I think that if i'll compare two shapes i'll must apply this algorithm on tha image as on the pattern.
But in wich way i can compare two shapes?
Doing:
red=red2-red1
...

(where red1 and red2 are the red color of the points to compare) and:
if red<40
  ;this points are similar
else
  ;this points aren't similar
endif



splinux(Posted 2005) [#9]
So, could anyone help me?


jfk EO-11110(Posted 2005) [#10]
yes, you're right. tho I'd say

red_diff= red1-red2

It may be better to make a greyscale image out of both images before comparing, so you can work with the brightnesses only.
rgb=readpixelfast(x,y) and $FFFFFF
; separate RGB
red=(rgb and $FF0000) shr 16
green=(rgb and $FF00) shr 8
blue= rgb and $FF
; get greyscale (well, not fully correct since green has a higher value than red or blue, but that's peanuts)
grey=(red+green+blue)/3


now you can compare greyscales directly.

It may be a good idea to increase the images contrast now, to make the shape more visible. You even may increase the contrast that much that you'll have black and white only, but this requires that the images where well balanced before.

Anyway, increasing contrast can be done in many ways, eg:
if grey>128 then
 grey=(grey+2)*1.1
else
 grey=(grey-2)*0.9
endif
if grey >255 then grey=255
if grey <0 then grey =0


Don't expect too much help here. Because none of us has been there. Even the more experienced programmers don't know how to do this. If you are a beginner, don't expect that you can sit down and write a super artifical intelligence on a rainy weekend. And especially don't expect other people to do this for you instead. We can help you with the Blitz Commands. The AI info is out there, in the web.

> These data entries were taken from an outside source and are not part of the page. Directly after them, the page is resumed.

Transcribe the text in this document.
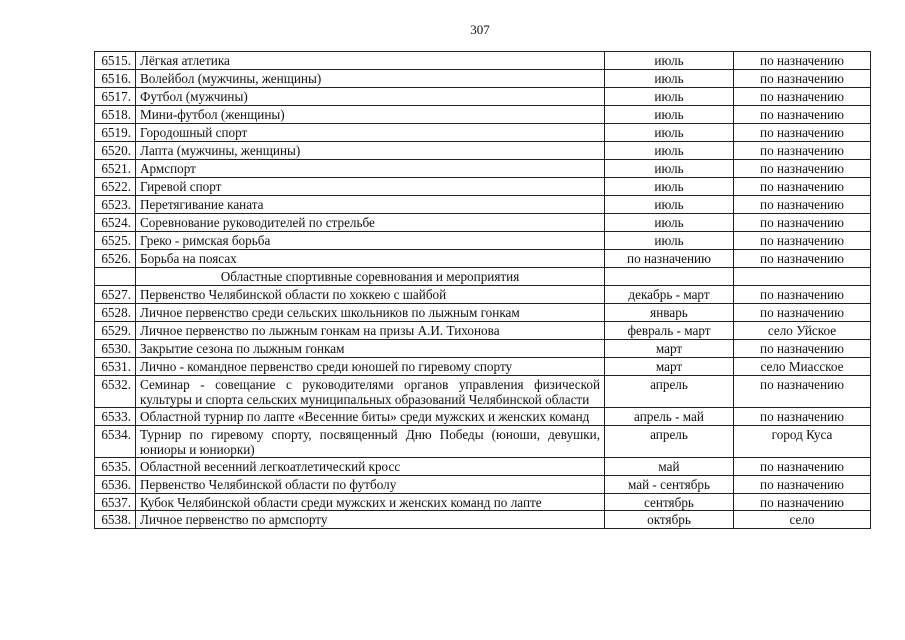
307
6515.	Лёгкая атлетика	июль	по назначению
6516.	Волейбол (мужчины, женщины)	июль	по назначению
6517.	Футбол (мужчины)	июль	по назначению
6518.	Мини-футбол (женщины)	июль	по назначению
6519.	Городошный спорт	июль	по назначению
6520.	Лапта (мужчины, женщины)	июль	по назначению
6521.	Армспорт	июль	по назначению
6522.	Гиревой спорт	июль	по назначению
6523.	Перетягивание каната	июль	по назначению
6524.	Соревнование руководителей по стрельбе	июль	по назначению
6525.	Греко - римская борьба	июль	по назначению
6526.	Борьба на поясах	по назначению	по назначению
	Областные спортивные соревнования и мероприятия		
6527.	Первенство Челябинской области по хоккею с шайбой	декабрь - март	по назначению
6528.	Личное первенство среди сельских школьников по лыжным гонкам	январь	по назначению
6529.	Личное первенство по лыжным гонкам на призы А.И. Тихонова	февраль - март	село Уйское
6530.	Закрытие сезона по лыжным гонкам	март	по назначению
6531.	Лично - командное первенство среди юношей по гиревому спорту	март	село Миасское
6532.	Семинар - совещание с руководителями органов управления физической культуры и спорта сельских муниципальных образований Челябинской области	апрель	по назначению
6533.	Областной турнир по лапте «Весенние биты» среди мужских и женских команд	апрель - май	по назначению
6534.	Турнир по гиревому спорту, посвященный Дню Победы (юноши, девушки, юниоры и юниорки)	апрель	город Куса
6535.	Областной весенний легкоатлетический кросс	май	по назначению
6536.	Первенство Челябинской области по футболу	май - сентябрь	по назначению
6537.	Кубок Челябинской области среди мужских и женских команд по лапте	сентябрь	по назначению
6538.	Личное первенство по армспорту	октябрь	село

jfk EO-11110(Posted 2005) [#11]
Some more thoughts:

if you compare images, you may not compare them pixel by pixel. Because if you do this and only add the diffrences, you probably get results that will be misinterpreted easily. You better compare groups of pixels. Personally I would use a set of primitives that will describe a group of pixels. A set for 8*8 Pixel groups could be:
straight line (any angle)
curve (any angle and curve size)
dot
corner
line that ends inside the group
etc.

your reference pics (dog, cat rat etc.) would then need to be resolved in such primitives too, so you could compare them easily.
The main problem I see when camparing real world images is:

-diffrent perspectives: you rarely get a perfect sideview of a horse, unless you use a special gate photo construction or somthing.
-diffrent scales. this can be solved partially by scaling the image in a way that the shape fits on the image (assuming the perspective is ok)
-rotation - you won't know if the rotation is right (well, maybe you know it based on the hardware and possible objects etc.). If rotation is unknown, you probably got to compare 360 rotated copies of the image - could be pretty slow...

These are only some thoughts, and I am pretty sure, If I'd try to realize such a programm, a bunch of further problems would pop up immediately.

Anyway, it's a fascinating chapter. Good luck!


splinux(Posted 2005) [#12]
Thanks for the help, i'll try some programs.